There is a pleasure in the pathless woods/There is a rapture on the lonely shore" - Lord Byron “Childe Harold’s Pilgrimage”
Patterson has synesthesia, meaning that her sensory perceptions overlap; when she hears sound, she sees color. Trained as an architect and theater production designer, this unique combination of senses combines to create an artistic practice, hovering somewhere between the theatrical and the experiential. She continues to explore creating synesthetic environments with ‘Pathless Woods’, something that began with her acclaimed 2013 installation ‘Graced with Light’ at Grace Cathedral in San Francisco.
The visitor of ‘Pathless Woods’ leaves the reality of the museum and enters into another; a constructed synesthetic experience where the senses are encouraged to overlap. The visitor is invited to walk through and interact with the forest of ribbon and multi-media projections. Mimicking life, the path through the ribbon is at times very clear, and at other times not. One is encouraged to find their own path, and in doing so, evoke a sense of joy. As the poem states, there is a "pleasure in the pathless woods”, a certain joy in walking the path that others do not.

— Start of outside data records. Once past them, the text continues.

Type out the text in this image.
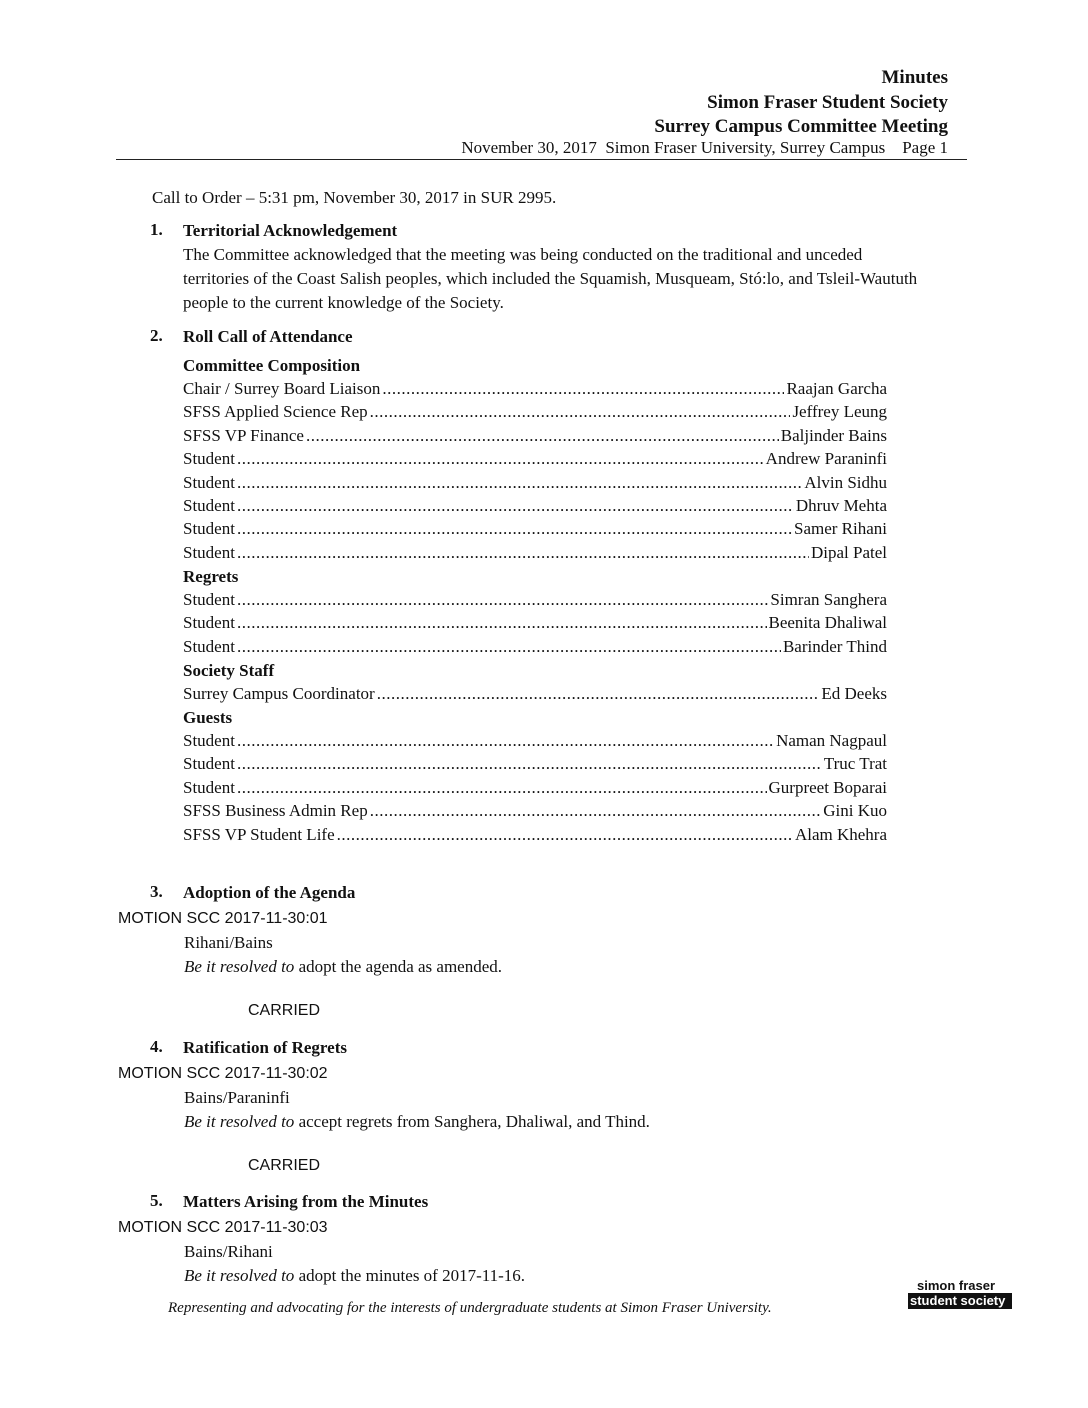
Minutes
Simon Fraser Student Society
Surrey Campus Committee Meeting
November 30, 2017  Simon Fraser University, Surrey Campus    Page 1
Call to Order – 5:31 pm, November 30, 2017 in SUR 2995.
1. Territorial Acknowledgement
The Committee acknowledged that the meeting was being conducted on the traditional and unceded territories of the Coast Salish peoples, which included the Squamish, Musqueam, Stó:lo, and Tsleil-Waututh people to the current knowledge of the Society.
2. Roll Call of Attendance
Committee Composition
Chair / Surrey Board Liaison .....	Raajan Garcha
SFSS Applied Science Rep .....	Jeffrey Leung
SFSS VP Finance .....	Baljinder Bains
Student .....	Andrew Paraninfi
Student .....	Alvin Sidhu
Student .....	Dhruv Mehta
Student .....	Samer Rihani
Student .....	Dipal Patel
Regrets
Student .....	Simran Sanghera
Student .....	Beenita Dhaliwal
Student .....	Barinder Thind
Society Staff
Surrey Campus Coordinator .....	Ed Deeks
Guests
Student .....	Naman Nagpaul
Student .....	Truc Trat
Student .....	Gurpreet Boparai
SFSS Business Admin Rep .....	Gini Kuo
SFSS VP Student Life .....	Alam Khehra
3. Adoption of the Agenda
MOTION SCC 2017-11-30:01
Rihani/Bains
Be it resolved to adopt the agenda as amended.
CARRIED
4. Ratification of Regrets
MOTION SCC 2017-11-30:02
Bains/Paraninfi
Be it resolved to accept regrets from Sanghera, Dhaliwal, and Thind.
CARRIED
5. Matters Arising from the Minutes
MOTION SCC 2017-11-30:03
Bains/Rihani
Be it resolved to adopt the minutes of 2017-11-16.
Representing and advocating for the interests of undergraduate students at Simon Fraser University.
simon fraser
student society
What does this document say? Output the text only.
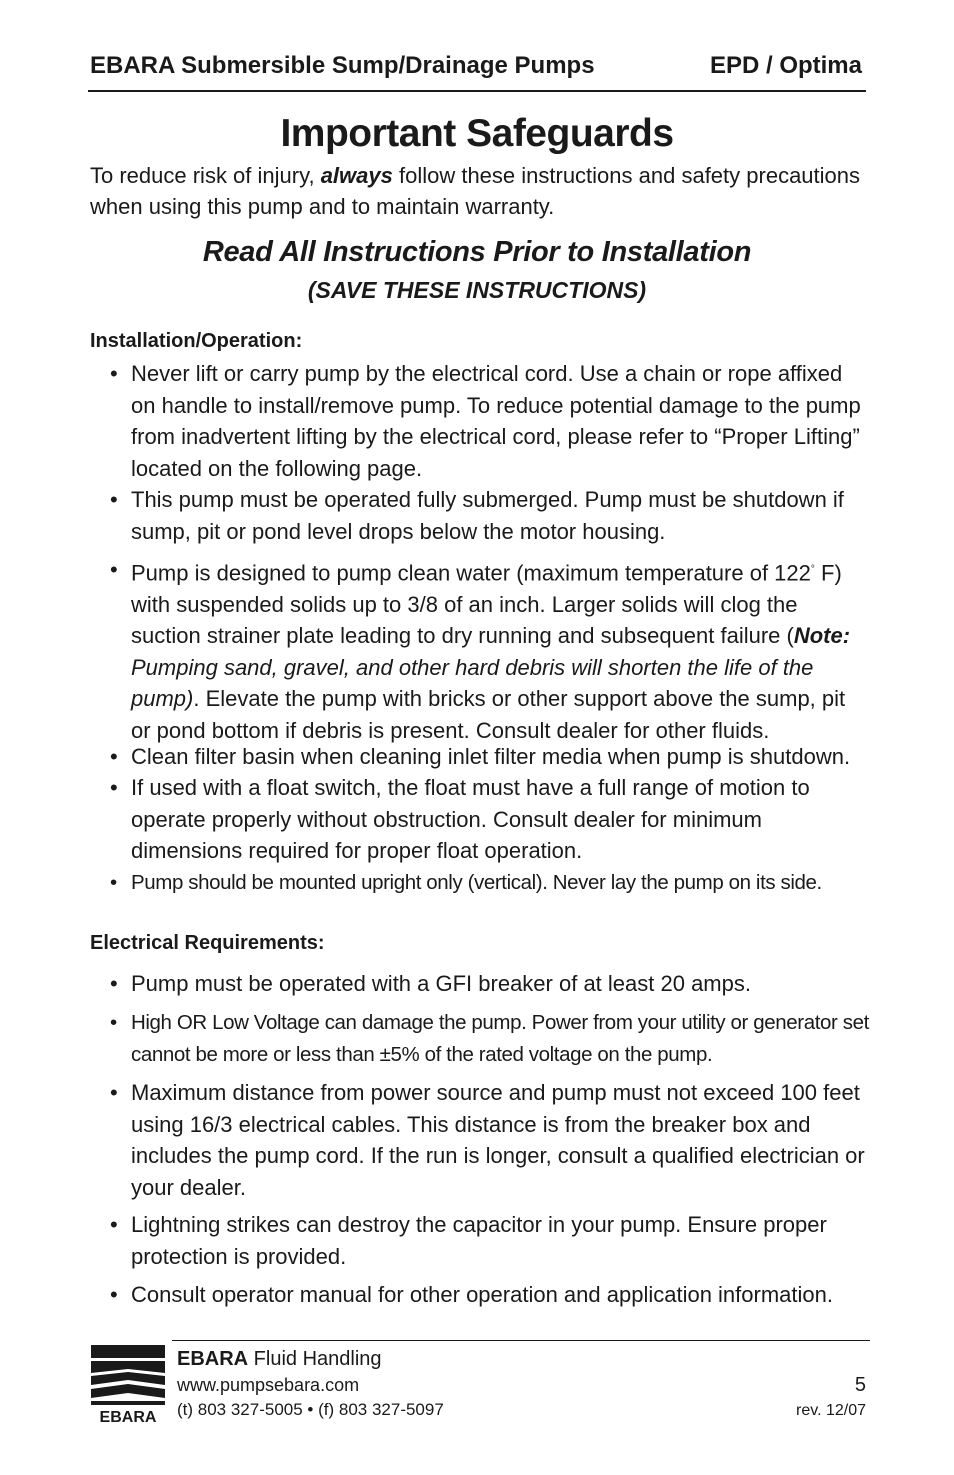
EBARA Submersible Sump/Drainage Pumps	EPD / Optima
Important Safeguards
To reduce risk of injury, always follow these instructions and safety precautions when using this pump and to maintain warranty.
Read All Instructions Prior to Installation
(SAVE THESE INSTRUCTIONS)
Installation/Operation:
• Never lift or carry pump by the electrical cord. Use a chain or rope affixed on handle to install/remove pump. To reduce potential damage to the pump from inadvertent lifting by the electrical cord, please refer to “Proper Lifting” located on the following page.
• This pump must be operated fully submerged. Pump must be shutdown if sump, pit or pond level drops below the motor housing.
• Pump is designed to pump clean water (maximum temperature of 122° F) with suspended solids up to 3/8 of an inch. Larger solids will clog the suction strainer plate leading to dry running and subsequent failure (Note: Pumping sand, gravel, and other hard debris will shorten the life of the pump). Elevate the pump with bricks or other support above the sump, pit or pond bottom if debris is present. Consult dealer for other fluids.
• Clean filter basin when cleaning inlet filter media when pump is shutdown.
• If used with a float switch, the float must have a full range of motion to operate properly without obstruction. Consult dealer for minimum dimensions required for proper float operation.
• Pump should be mounted upright only (vertical). Never lay the pump on its side.
Electrical Requirements:
• Pump must be operated with a GFI breaker of at least 20 amps.
• High OR Low Voltage can damage the pump. Power from your utility or generator set cannot be more or less than ±5% of the rated voltage on the pump.
• Maximum distance from power source and pump must not exceed 100 feet using 16/3 electrical cables. This distance is from the breaker box and includes the pump cord. If the run is longer, consult a qualified electrician or your dealer.
• Lightning strikes can destroy the capacitor in your pump. Ensure proper protection is provided.
• Consult operator manual for other operation and application information.
EBARA
EBARA Fluid Handling
www.pumpsebara.com
(t) 803 327-5005 • (f) 803 327-5097
5
rev. 12/07
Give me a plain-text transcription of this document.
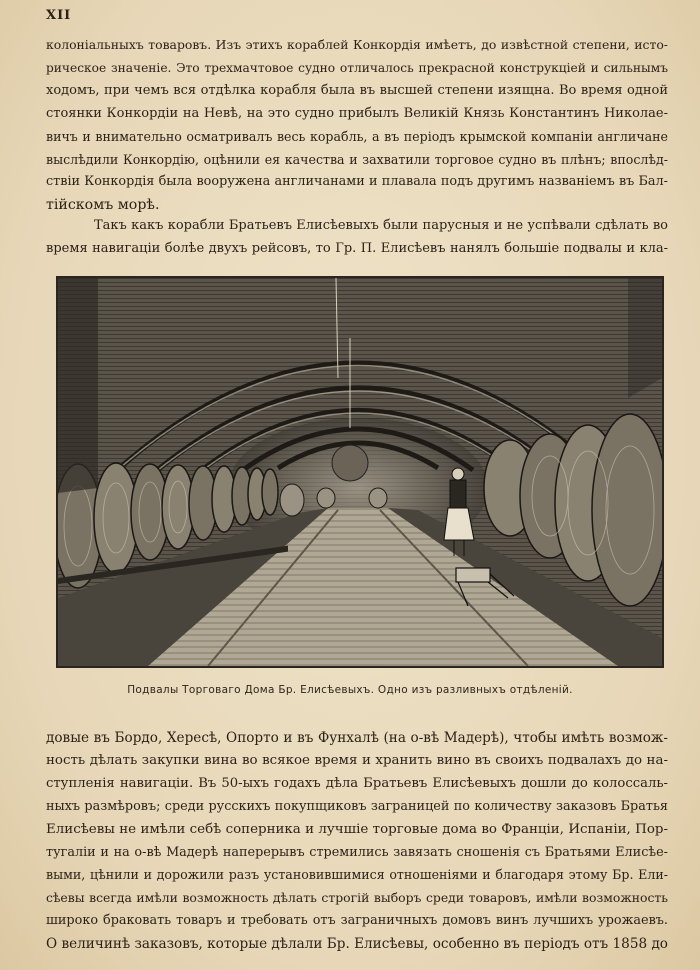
XII
колоніальныхъ товаровъ. Изъ этихъ кораблей Конкордія имѣетъ, до извѣстной степени, исто-
рическое значеніе. Это трехмачтовое судно отличалось прекрасной конструкціей и сильнымъ
ходомъ, при чемъ вся отдѣлка корабля была въ высшей степени изящна. Во время одной
стоянки Конкордіи на Невѣ, на это судно прибылъ Великій Князь Константинъ Николае-
вичъ и внимательно осматривалъ весь корабль, а въ періодъ крымской компаніи англичане
выслѣдили Конкордію, оцѣнили ея качества и захватили торговое судно въ плѣнъ; впослѣд-
ствіи Конкордія была вооружена англичанами и плавала подъ другимъ названіемъ въ Бал-
тійскомъ морѣ.
Такъ какъ корабли Братьевъ Елисѣевыхъ были парусныя и не успѣвали сдѣлать во
время навигаціи болѣе двухъ рейсовъ, то Гр. П. Елисѣевъ нанялъ большіе подвалы и кла-
Подвалы Торговаго Дома Бр. Елисѣевыхъ. Одно изъ разливныхъ отдѣленій.
довые въ Бордо, Хересѣ, Опорто и въ Фунхалѣ (на о-вѣ Мадерѣ), чтобы имѣть возмож-
ность дѣлать закупки вина во всякое время и хранить вино въ своихъ подвалахъ до на-
ступленія навигаціи. Въ 50-ыхъ годахъ дѣла Братьевъ Елисѣевыхъ дошли до колоссаль-
ныхъ размѣровъ; среди русскихъ покупщиковъ заграницей по количеству заказовъ Братья
Елисѣевы не имѣли себѣ соперника и лучшіе торговые дома во Франціи, Испаніи, Пор-
тугаліи и на о-вѣ Мадерѣ наперерывъ стремились завязать сношенія съ Братьями Елисѣе-
выми, цѣнили и дорожили разъ установившимися отношеніями и благодаря этому Бр. Ели-
сѣевы всегда имѣли возможность дѣлать строгій выборъ среди товаровъ, имѣли возможность
широко браковать товаръ и требовать отъ заграничныхъ домовъ винъ лучшихъ урожаевъ.
О величинѣ заказовъ, которые дѣлали Бр. Елисѣевы, особенно въ періодъ отъ 1858 до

One of Patterson’s inspirations for “Pathless Woods” was composer Michael Gandolfi’s “Garden of Cosmic Speculation”. In listening to the music, she ‘saw’ long, linear lines of blue and green surrounding a red center – an image she created with satin ribbons.
Wanting to enhance the senses of sight, sound, and touch as one walked through ‘Pathless Woods’, Patterson collaborated with projection designer Adam Larsen and scent artist Beau Rhee. Video of swaying branches, falling rain, and rushing water are projected upon the dense mass of hanging ribbons.
Patterson also wanted to include a scent that would evoke the feeling of being in a forest. Rhee created a light fragrance of pine and fir to remind one of being in the woods after a rainfall.
Patterson’s associate Kina Park was integral in devising a way to involve over 75 museum volunteers to build the work. Volunteers cut and organized the ribbon, then attached the ribbon to the 120 ropes. The ropes were then hung diagonally across the ceiling of the gallery with the ribbons cascading 18’ down to the floor.
As visitors of “Pathless Woods” walk through the interactive installation, all their senses are affected. There is the sense of touch of the ribbon on one’s skin, the sight of flickering light and projected imagery, the sound of classical music, and the clean scent of a forest.